LK: Visiting the exhibition of your most recent work, Springlines, at Tunbridge Wells Museum and Art Gallery, I was impressed by the collaborative nature of much of your work. How has the way you worked with others for Breastless influenced your subsequent creative practice?

CB: I worked away writing on my own for years before I published anything. Then I began to be involved with residencies where I was working with other people and facilitating their writing as well as writing myself. So I have always regarded writing as both solitary and collaborative. After my first full collection Excisions came out (the ‘Self-Portrait Without Breasts’ poems form the heart of this) and following my work with Laura, I moved towards collaborations with other visual artists. The Breastless project has strongly influenced my creative practice and my work, not only in terms of how I collaborate with others, but in terms of my journaling habits and a gritty determination to work my way through a subject I’m interested in. And I’ve gained a lot of patience and perseverance which every writer needs! Although I was writing (and was published) for quite a while before Excisions, I believe ‘Self-Portrait Without Breasts’ and Breastless have helped to make me the writer I am, just as the underlying experiences have contributed to making me the person I am.

LK: Breastless has also connected with people facing different questions and decisions to your own – those considering gender realignment surgery, for example. The work raises issues of gender and identity and of what it is to be female, and the physicality of that in a very raw way. Are there any other outcomes from the work that you had not expected or that are broader than you may initially have imagined?

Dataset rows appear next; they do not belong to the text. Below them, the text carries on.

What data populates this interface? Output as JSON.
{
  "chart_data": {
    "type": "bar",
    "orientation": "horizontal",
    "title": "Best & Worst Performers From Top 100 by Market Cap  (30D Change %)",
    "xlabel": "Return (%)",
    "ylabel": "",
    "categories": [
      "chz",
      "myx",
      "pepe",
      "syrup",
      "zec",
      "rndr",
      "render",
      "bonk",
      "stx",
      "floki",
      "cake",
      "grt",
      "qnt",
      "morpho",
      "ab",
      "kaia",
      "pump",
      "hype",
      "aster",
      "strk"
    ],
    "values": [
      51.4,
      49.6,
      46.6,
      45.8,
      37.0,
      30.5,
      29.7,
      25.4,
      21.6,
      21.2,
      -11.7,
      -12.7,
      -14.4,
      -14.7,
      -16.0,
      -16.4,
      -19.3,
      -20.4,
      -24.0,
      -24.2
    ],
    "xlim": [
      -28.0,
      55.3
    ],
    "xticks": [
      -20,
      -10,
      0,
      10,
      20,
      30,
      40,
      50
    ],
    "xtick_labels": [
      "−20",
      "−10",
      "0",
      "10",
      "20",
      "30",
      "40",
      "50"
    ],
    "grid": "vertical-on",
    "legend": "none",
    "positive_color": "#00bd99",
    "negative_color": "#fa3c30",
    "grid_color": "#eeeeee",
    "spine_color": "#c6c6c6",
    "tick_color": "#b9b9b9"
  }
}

CB: Well, because the whole project grew organically (I never thought I was going to write about the experience, let alone the rest!) I didn’t have any expectations for my work on this subject matter. At each stage, I have followed the work – I’ve never known what was coming next. One of the most worthwhile outcomes seems to be the impact the poems and photos have on medical students and health professionals – the work helps create space for interesting conversations about patient experience and the ‘gap’ between what medics might think to address and what patients want and need to address. I’m always delighted with whatever resonances people find in the work, and I’m humbled and excited by all the connections the work makes.